July 18, 2010 / SOSchildren'svilliages.ca

Today, Malaysian officials announced that police forces have rescued eight children from the clutches of child traffickers.  Three of the children were babies, the youngest being only 23 days old and the oldest being twelve. A total of 16 suspected child traffickers have been detained on charges of child trafficking.

One Indonesian woman had tried to sell a baby girl who was less than a month old for USD$3 120 dollars. She was discovered by a plainclothes policewoman, whom she had tried to sell the baby to.

The final raid of the bust was completed on Friday in Batu Kawa, where a boy (aged four) and girl (aged three) were rescued. Their captors or caretakers, a pair of Indonesian sisters aged 22 and 19, were detained.

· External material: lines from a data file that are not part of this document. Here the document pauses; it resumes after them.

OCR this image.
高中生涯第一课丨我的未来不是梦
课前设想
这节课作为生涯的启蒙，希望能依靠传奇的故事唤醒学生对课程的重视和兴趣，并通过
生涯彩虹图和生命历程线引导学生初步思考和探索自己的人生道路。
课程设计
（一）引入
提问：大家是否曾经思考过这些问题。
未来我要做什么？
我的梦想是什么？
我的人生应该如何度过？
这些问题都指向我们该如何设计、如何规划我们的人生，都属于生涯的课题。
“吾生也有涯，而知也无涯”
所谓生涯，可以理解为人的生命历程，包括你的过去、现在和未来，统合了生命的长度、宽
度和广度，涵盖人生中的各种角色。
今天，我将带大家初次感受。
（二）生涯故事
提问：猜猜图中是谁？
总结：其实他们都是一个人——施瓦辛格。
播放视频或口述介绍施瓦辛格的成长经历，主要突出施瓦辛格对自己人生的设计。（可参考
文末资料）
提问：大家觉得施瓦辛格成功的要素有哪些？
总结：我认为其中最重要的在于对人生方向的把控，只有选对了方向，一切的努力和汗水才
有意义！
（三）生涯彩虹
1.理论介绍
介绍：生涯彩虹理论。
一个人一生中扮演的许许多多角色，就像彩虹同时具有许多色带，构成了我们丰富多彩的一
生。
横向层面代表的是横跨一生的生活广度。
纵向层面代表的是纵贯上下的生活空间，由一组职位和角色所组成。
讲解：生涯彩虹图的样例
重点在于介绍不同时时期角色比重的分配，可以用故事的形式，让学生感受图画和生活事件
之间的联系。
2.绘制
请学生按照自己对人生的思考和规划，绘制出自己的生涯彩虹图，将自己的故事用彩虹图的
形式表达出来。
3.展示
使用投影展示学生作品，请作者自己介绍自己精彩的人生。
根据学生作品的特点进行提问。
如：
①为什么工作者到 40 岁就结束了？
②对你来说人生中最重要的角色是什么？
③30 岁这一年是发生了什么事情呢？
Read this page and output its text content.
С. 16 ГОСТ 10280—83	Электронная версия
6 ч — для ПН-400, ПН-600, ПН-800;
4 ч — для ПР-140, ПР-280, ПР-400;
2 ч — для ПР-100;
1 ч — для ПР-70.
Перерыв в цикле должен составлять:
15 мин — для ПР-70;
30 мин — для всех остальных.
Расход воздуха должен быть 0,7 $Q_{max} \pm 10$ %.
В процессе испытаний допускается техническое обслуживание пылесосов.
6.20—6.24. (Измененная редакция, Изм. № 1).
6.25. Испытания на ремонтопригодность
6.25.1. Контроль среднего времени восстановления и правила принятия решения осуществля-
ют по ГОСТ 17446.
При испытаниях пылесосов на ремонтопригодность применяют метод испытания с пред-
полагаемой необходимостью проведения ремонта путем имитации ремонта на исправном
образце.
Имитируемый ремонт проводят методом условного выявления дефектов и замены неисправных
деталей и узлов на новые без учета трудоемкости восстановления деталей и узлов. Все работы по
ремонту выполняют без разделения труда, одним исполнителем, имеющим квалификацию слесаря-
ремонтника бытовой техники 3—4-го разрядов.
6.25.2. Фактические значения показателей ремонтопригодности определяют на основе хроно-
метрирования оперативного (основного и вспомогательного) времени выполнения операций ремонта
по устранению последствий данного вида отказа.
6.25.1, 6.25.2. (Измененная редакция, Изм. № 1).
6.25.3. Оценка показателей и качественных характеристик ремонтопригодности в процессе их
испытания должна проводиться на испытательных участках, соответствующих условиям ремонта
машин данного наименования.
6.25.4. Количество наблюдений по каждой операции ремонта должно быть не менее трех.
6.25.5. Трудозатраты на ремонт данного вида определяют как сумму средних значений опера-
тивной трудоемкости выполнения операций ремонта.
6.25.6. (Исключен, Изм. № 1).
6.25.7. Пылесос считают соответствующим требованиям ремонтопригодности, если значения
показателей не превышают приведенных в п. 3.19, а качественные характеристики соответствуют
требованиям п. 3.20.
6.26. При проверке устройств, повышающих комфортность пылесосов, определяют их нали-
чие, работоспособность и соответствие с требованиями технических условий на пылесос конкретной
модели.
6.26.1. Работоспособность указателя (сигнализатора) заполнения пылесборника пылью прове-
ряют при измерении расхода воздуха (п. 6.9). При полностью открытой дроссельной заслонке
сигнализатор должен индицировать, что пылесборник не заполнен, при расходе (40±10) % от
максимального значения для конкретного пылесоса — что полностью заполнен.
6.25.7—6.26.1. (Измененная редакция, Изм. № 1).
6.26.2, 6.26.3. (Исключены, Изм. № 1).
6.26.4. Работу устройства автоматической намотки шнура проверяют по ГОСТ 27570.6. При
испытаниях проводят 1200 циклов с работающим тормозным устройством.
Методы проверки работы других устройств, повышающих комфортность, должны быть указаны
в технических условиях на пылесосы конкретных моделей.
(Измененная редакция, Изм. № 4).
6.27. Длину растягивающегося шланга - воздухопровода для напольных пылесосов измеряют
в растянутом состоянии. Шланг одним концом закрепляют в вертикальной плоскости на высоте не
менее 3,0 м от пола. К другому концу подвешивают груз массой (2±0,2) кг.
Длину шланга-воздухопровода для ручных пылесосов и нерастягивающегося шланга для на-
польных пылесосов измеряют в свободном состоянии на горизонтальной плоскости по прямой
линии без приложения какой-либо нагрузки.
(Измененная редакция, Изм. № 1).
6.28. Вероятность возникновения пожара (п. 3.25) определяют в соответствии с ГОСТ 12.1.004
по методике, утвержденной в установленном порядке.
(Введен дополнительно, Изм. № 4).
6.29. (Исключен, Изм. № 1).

While four Indonesian women have been detained in total, it is not known whether any of the children are not of Malaysian citizenship.

At any rate, said State Criminal Investigation Department Chief AND Senior Assistant Commissioner Huzir Mohamad, it is very likely that Malaysian officials will seek to put their heads together with their Indonesian counterparts as the investigation progresses. Mr. Mohamad also said that even more arrests can be expected.

This is the second major rescue effort by Malaysian authorities in less than a year. Last December, 13 people were arrested on five years’ worth of charges in child trafficking. Five babies were rescued. This trafficking ring was apparently operating based on their ability to target vulnerable young women and talking them out of having abortions in order to purchase their babies once born and sell them to families in a lucrative form of adoption brokering.

It becomes clear then, that the enabling factors for child trafficking are rooted not only in poverty, but also in the wider problem of female reproductive health, rights and empowerment.

Child trafficking is illegal under the 1989 UN Convention on the Rights of the Child and the optional 2000 protocol to that convention, “On the Sale of Children, Child Prostitution and Child Pornography.” It is also outlawed in the International Labour Organization (ILO) Convention 182 “The Convention concerning the Prohibition and Immediate Action for the Elimination of the Worst Forms of Child Labour,”

Despite these condemnations, child trafficking remains a persistent problem in much of South and East Asia as well as in the rest of the world.